La piccola impresa non va (tar)tassata

Silvio Berlusconi, nel suo incontro in Arabia Saudita, al capo del governo di Riad che gli illustrava le ricchezze petrolifere del paese, ha risposto: anche noi abbiamo il nostro petrolio, sono i 4 milioni di imprenditori italiani. Di questi, solo 50 mila hanno più di 5 milioni di fatturato. E 3 milioni hanno un fatturato che non supera i 180mila euro.
Un sistema frazionato, ma vitale, che trae forza dalla sua agglomerazione in distretti industriali, lavora per le grandi e medie imprese nelle attività decentrate e fornisce alle famiglie servizi artigianali preziosi, con mestieri che vanno assottigliandosi o nuove professioni, come le elettroniche e informatiche di cui c’è un grande bisogno. Moltissime imprese con meno di 180mila euro hanno solo due o tre addetti, che spesso fan parte della famiglia del principale. Moltiplicando 3 milioni per 2,5 addetti si arriva a 7,5 milioni di occupati e aggiungendovi il titolare dell’impresa si arriva a 10,5 milioni. Togliendo dai 24 milioni di occupati in Italia, i 4 nel settore pubblico, ne rimangono 20 milioni nel privato: più della metà sono nelle imprese con meno di 180 mila euro di fatturato.
Il petrolio dell’Arabia saudita non esce dai pozzi per magia. Comporta lavoro e investimenti... Anche il patrimonio di 3 milioni di piccole imprese non esiste per miracolo. E la crisi economica di cui questo esercito laborioso non ha colpa gli ha provocato ferite non irrilevanti. Il governo in Italia è stato, fortunatamente, più parco di aiuti a carico del contribuente che in altri Stati europei o di quel che si è fatto negli Usa. Comunque ha dato una mano non indifferente alle banche, che non sempre ringraziano, ha dato aiuti consistenti all’industria dell’auto e ha finanziato gli ammortizzatori sociali. I risultati, segnalati dall’Ocse sono postivi. L’Italia guida la ripresa europea, che per altro è una ripresina. I 3 milioni di imprese minori, in tutto ciò, hanno dovuto arrangiarsi da sé. E attualmente chiedono che qualcosa si faccia, per loro. Non grandi cifre e non sovvenzioni o privilegi. Riduzioni di imposte, con riguardo a tasse inique e illogiche, come l’Irap. Si accontentano di piccoli passi, di segnali di alleggerimento in relazione al dibattito sulla legge finanziaria alla Camera dei deputati.
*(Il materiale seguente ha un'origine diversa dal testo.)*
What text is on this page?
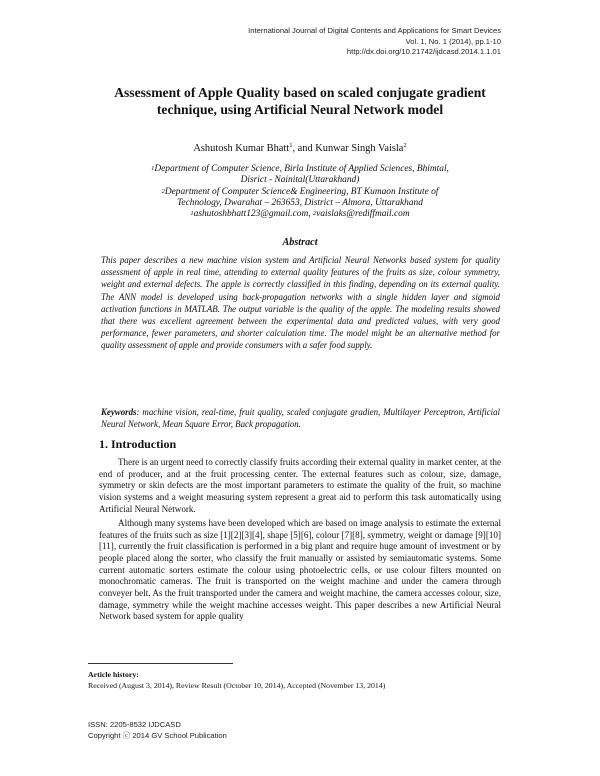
International Journal of Digital Contents and Applications for Smart Devices
Vol. 1, No. 1 (2014), pp.1-10
http://dx.doi.org/10.21742/ijdcasd.2014.1.1.01
Assessment of Apple Quality based on scaled conjugate gradient
technique, using Artificial Neural Network model
Ashutosh Kumar Bhatt$^1$, and Kunwar Singh Vaisla$^2$
$^1$Department of Computer Science, Birla Institute of Applied Sciences, Bhimtal,
Disrict - Nainital(Uttarakhand)
$^2$Department of Computer Science& Engineering, BT Kumaon Institute of
Technology, Dwarahat – 263653, District – Almora, Uttarakhand
$^1$ashutoshbhatt123@gmail.com, $^2$vaislaks@rediffmail.com
Abstract

This paper describes a new machine vision system and Artificial Neural Networks based system for quality assessment of apple in real time, attending to external quality features of the fruits as size, colour symmetry, weight and external defects. The apple is correctly classified in this finding, depending on its external quality. The ANN model is developed using back-propagation networks with a single hidden layer and sigmoid activation functions in MATLAB. The output variable is the quality of the apple. The modeling results showed that there was excellent agreement between the experimental data and predicted values, with very good performance, fewer parameters, and shorter calculation time. The model might be an alternative method for quality assessment of apple and provide consumers with a safer food supply.

Keywords: machine vision, real-time, fruit quality, scaled conjugate gradien, Multilayer Perceptron, Artificial Neural Network, Mean Square Error, Back propagation.

1. Introduction

There is an urgent need to correctly classify fruits according their external quality in market center, at the end of producer, and at the fruit processing center. The external features such as colour, size, damage, symmetry or skin defects are the most important parameters to estimate the quality of the fruit, so machine vision systems and a weight measuring system represent a great aid to perform this task automatically using Artificial Neural Network.

Although many systems have been developed which are based on image analysis to estimate the external features of the fruits such as size [1][2][3][4], shape [5][6], colour [7][8], symmetry, weight or damage [9][10][11], currently the fruit classification is performed in a big plant and require huge amount of investment or by people placed along the sorter, who classify the fruit manually or assisted by semiautomatic systems. Some current automatic sorters estimate the colour using photoelectric cells, or use colour filters mounted on monochromatic cameras. The fruit is transported on the weight machine and under the camera through conveyer belt. As the fruit transported under the camera and weight machine, the camera accesses colour, size, damage, symmetry while the weight machine accesses weight. This paper describes a new Artificial Neural Network based system for apple quality

Article history:
Received (August 3, 2014), Review Result (October 10, 2014), Accepted (November 13, 2014)
ISSN: 2205-8532 IJDCASD
Copyright ⓒ 2014 GV School Publication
Propongono l’aumento della franchigia, cioè della quota esente di imponibile, dell’Irap. Può costare 1,5 miliardi di euro se la si aumenta dall’attuale cifra di 9.500 euro a 30 mila euro. Ciò farebbe perdere all’erario 1,5 milioni sui 40 che l’Irap dà alle Regioni, dagli obbligati all’Irap 2 milioni di contribuenti. La metà di quelli che la pagano facendo perdere alle Regioni soltanto il 4 per cento del gettito. Se si aumentasse la franchigia da 10 a 15mila euro il fisco perderebbe 650 milioni ossia lo 1,6 per cento del gettito e sarebbero esonerati 700-800 mila contribuenti, un quinto del totale. La borsa di Tremonti è stretta e le minori entrate vanno coperte con minori spese, ma chiedo se davvero non sono reperibili 650 milioni di economia di spesa nel bilancio del 2010 per dare un primo segnale alla platea dei piccoli operatori economici che ci si occupa anche di loro, che sono una risorsa così importante della nostra economia e della nostra occupazione. Fra un po’ si dovrà tornare a discutere degli incentivi per l’auto, che sono giustificabili, ma sono, comunque, una mano tesa alla grande industria, che parla attraverso grandi giornali, manda a Davos e a Villa D'Este i suoi capi, a discutere dei problemi economici mondiali ed presente nei consigli di amministrazione delle grandi banche.
Ci sono tre milioni di piccoli operatori, che sono spettatori di tutto ciò, non sono rappresentati nei Forum economici internazionali. Non siedono nei consigli di amministrazione delle grandi banche, ma stanno dall’altra parte, allo sportello a gestire il conto corrente sorvegliando il proprio «massimo scoperto». Luigi Einaudi in un articolo su Il Mondo degli anni ’50 del Novecento narra che una volta a Dogliani venne un professore di agraria, per fare una inchiesta per conto del ministero, con interviste ai contadini.

Al termine, dopo tutti i quesiti che si fanno in questi casi, domandò ai cinque intervistati che cosa chiedessero al governo. Loro stettero un po’ in silenzio, guardandosi fra loro. Poi uno, a nome del gruppo rispose (in dialetto del luogo) «ci serve una strada migliore e meno imposte, al resto ci pensiamo noi».